Stolleis, Michael,
Nahes Unrecht, fernes Recht. Zur juristischen Zeitgeschichte im 20. Jahrhundert
(= Jena Center Vorträge und Kolloquien 16) Wallstein, Göttingen 2014. 173 S. Besprochen
von Gerhard Köbler.
Wir hätten nirgendwo auf dem Globus jemanden von seiner
Kenntnis und Kompetenz gefunden, schreibt Norbert Frei im Nachwort und
begründet damit den Bruch des Jena Centers mit der wohl in eigener Entscheidung
angenommenen Regel, nur ausländische Gastprofessoren anzusprechen. Deswegen
habe man Michael Stolleis aus Frankfurt am Main eingeladen, der dort seit 1974 über
seine Emeritierung im Jahre 2006 hinaus fast vier Jahrzehnte öffentliches Recht
und neuere Rechtsgeschichte lehrte und von 1992 bis 2009 als Direktor das Max-Planck-Instituts
für europäische Rechtsgeschichte leitete, wo er nach wie vor bienenfleißig
arbeite. Im Mittelpunkt der Gastprofessur am Jena Center stand danach die
Wissenschaftsgeschichte des öffentlichen Rechtes der Bundesrepublik Deutschland
und der Deutschen Demokratischen Republik, wobei den Auftakt der zugehörigen
Seminartage an der Jenaer Doktorandenschule die Frage bildete, wie man juristische
Zeitgeschichte überhaupt schreibt.
Gegliedert ist die daraus erwachsene neue Veröffentlichung
in sechs Abschnitte. Sie betreffen das Verhältnis von Rechtsstaat und
Unrechtsstaat im 20. Jahrhundert allgemein, richterliches Prüfungsrecht,
Verwaltungsgerichtsbarkeit und Verfassungsgerichtsbarkeit zwischen 1918/1919
und 1933, das Verständnis des unverstehbaren Holocaust zwischen 1933 und 1945,
die Rechtsordnung und Justizpolitik in Deutschland zwischen 1945 und 1949, die
weiße Rose und ihre Richter sowie das öffentliche Recht in der
Rechtswissenschaft der Deutschen Demokratischen Republik als einem Staat mit
einem fragwürdigen Staatsrecht und einer Verwaltung ohne Verwaltungsrecht. Im
Kern geht es um die Ermittlung des Verhaltens rechtsstaatlicher Institutionen
in kriminellen und als solche eingeordneten politischen Systemen.

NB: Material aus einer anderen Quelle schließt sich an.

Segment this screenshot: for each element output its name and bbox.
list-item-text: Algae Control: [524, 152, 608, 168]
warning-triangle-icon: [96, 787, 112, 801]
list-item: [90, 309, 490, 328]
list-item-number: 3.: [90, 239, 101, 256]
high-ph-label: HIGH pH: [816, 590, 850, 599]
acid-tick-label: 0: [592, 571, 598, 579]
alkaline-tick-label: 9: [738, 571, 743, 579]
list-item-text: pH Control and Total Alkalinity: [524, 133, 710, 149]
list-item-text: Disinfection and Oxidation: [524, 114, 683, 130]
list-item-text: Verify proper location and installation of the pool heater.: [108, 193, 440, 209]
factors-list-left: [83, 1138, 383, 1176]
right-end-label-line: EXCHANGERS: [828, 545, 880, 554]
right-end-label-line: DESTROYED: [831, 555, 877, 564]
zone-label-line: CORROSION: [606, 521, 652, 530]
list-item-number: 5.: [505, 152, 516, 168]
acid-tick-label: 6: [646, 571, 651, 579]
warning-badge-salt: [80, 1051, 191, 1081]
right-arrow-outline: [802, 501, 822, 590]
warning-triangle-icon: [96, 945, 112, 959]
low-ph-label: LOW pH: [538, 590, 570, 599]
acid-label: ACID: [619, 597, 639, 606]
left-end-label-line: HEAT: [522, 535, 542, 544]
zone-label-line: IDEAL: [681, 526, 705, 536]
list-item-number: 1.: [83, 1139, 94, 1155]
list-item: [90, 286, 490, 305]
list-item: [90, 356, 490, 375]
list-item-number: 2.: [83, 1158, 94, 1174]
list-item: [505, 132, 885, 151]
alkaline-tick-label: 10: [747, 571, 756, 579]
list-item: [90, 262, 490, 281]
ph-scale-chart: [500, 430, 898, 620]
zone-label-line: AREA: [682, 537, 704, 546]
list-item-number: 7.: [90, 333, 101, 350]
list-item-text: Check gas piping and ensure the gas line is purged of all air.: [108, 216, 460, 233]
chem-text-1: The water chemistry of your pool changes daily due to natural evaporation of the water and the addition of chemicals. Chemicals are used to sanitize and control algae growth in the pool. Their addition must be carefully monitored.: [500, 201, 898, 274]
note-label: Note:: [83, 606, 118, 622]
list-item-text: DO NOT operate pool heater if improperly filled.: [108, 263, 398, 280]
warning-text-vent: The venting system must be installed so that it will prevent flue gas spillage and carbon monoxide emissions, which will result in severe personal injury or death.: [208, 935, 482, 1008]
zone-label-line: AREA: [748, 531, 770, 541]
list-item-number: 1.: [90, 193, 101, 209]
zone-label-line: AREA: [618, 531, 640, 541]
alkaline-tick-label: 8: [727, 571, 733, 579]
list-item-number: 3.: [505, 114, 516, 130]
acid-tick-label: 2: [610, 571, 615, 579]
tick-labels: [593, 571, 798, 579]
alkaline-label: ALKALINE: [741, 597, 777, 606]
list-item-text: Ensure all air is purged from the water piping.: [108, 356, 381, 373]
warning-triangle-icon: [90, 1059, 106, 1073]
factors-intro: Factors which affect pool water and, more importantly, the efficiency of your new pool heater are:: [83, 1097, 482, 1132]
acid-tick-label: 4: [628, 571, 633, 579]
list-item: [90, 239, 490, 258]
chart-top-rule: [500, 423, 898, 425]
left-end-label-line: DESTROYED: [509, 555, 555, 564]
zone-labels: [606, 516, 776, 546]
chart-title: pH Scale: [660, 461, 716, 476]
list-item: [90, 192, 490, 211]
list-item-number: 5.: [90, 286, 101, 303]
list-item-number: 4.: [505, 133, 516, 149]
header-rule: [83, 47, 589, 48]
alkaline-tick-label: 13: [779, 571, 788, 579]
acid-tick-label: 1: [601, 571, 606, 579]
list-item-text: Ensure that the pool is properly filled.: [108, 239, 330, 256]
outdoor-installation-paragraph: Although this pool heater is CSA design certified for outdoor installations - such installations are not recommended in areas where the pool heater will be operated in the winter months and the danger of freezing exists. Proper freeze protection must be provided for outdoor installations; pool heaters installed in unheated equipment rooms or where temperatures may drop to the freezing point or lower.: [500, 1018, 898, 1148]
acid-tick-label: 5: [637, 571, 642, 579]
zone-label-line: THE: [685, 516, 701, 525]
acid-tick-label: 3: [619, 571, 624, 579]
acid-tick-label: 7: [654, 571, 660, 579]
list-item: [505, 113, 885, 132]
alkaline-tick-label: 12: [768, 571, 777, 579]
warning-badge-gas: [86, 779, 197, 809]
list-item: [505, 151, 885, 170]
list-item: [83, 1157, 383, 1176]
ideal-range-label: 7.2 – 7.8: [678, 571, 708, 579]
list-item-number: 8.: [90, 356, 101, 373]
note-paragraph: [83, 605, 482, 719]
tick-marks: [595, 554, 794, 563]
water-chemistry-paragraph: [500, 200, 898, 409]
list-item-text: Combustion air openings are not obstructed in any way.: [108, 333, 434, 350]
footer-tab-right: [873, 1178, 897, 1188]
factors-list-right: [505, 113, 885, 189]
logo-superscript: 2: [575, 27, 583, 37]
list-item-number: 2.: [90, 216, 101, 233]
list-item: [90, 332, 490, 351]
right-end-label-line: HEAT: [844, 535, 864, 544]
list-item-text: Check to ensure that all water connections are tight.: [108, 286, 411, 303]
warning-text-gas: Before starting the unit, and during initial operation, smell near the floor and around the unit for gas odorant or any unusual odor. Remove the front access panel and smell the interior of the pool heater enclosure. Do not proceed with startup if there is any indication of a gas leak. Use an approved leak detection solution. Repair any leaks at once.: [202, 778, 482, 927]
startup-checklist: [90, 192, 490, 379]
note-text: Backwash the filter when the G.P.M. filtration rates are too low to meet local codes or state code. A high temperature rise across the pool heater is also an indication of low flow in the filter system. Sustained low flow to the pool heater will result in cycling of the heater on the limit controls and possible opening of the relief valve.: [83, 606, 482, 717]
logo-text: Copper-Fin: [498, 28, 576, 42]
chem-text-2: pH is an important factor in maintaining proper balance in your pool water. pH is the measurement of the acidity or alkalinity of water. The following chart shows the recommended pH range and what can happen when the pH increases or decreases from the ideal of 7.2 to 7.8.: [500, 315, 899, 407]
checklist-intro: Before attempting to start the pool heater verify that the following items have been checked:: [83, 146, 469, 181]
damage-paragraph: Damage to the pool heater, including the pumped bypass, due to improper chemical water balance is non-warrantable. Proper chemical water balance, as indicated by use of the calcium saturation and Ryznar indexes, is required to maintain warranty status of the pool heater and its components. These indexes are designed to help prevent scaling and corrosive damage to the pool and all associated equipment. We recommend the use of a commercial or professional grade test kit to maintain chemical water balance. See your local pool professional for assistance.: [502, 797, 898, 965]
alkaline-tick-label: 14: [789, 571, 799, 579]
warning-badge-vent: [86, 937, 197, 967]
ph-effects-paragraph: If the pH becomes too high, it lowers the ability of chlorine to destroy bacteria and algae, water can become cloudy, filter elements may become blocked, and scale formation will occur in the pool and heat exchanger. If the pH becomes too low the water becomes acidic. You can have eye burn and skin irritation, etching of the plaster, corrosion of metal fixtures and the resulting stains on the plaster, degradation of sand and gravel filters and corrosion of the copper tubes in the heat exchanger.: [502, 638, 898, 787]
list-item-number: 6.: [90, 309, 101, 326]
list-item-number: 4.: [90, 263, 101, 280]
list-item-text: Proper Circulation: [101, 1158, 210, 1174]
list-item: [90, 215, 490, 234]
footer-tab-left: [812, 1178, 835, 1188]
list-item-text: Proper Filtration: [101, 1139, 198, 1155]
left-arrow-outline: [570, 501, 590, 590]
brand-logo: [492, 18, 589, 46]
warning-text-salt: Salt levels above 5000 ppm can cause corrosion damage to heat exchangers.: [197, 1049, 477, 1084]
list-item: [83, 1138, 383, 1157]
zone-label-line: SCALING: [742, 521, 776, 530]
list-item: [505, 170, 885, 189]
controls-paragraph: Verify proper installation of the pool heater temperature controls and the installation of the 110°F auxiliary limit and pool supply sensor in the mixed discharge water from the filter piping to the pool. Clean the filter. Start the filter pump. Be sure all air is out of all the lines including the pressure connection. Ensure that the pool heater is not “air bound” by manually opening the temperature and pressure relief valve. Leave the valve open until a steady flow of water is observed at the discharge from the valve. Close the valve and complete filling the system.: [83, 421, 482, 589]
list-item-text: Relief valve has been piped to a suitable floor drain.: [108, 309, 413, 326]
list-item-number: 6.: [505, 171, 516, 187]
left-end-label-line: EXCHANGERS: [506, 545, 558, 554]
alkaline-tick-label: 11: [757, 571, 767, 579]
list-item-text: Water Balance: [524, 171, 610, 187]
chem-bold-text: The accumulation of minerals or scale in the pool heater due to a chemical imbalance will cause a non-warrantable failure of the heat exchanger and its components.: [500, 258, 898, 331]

Angefügt an diese vielfältigen, grundsätzlichen, weiterführenden
Überlegungen ist ein Gespräch über Väter, Bildungswege und Zeitgenossenschaft,
in dem Michael Stolleis sich als eher schlechter Schüler und eigentlich
schüchterner Beobachter bestimmt, der außer durch seine Familie vor allem durch
Bertold Brecht, Erwin-Walter Palm, Sten Gagnér und Ludwig Wittgenstein geprägt
wurde, der über das Verhältnis von Moral und Politik bei Christian Garve zur
Frage nach der Bedeutung der Wendung Gemeinnutz geht vor Eigennutz fand, der
wegen seiner ungewöhnlichen venia für öffentliches Recht und Rechtsgeschichte
keine Chance auf einen zivilrechtlichen und nur eine geringe auf einen
öffentlichrechtlichen Lehrstuhl hatte und den als kleinen Professor in den
Jahren nach seiner Berufung bei der Spezialisierung auf Sozialrecht niemand
sonderlich beachtete. Schon die kurze Auswahlbibliographie am Ende des
interessanten Werkes vermittelt jedem Leser, was er daraus gemacht hat. Das
Umschlagbild zeigt ihn trotz zweier leicht geneigter senkrechter Stirnfalten
als aufrechten optimistischen Weisen, dem im unbeirrten Einsatz vor allem der
eigenen Fähigkeiten auf der Suche nach Recht und Gerechtigkeit sehr vieles mit
Kraft und Disziplin sehr gut gelungen ist.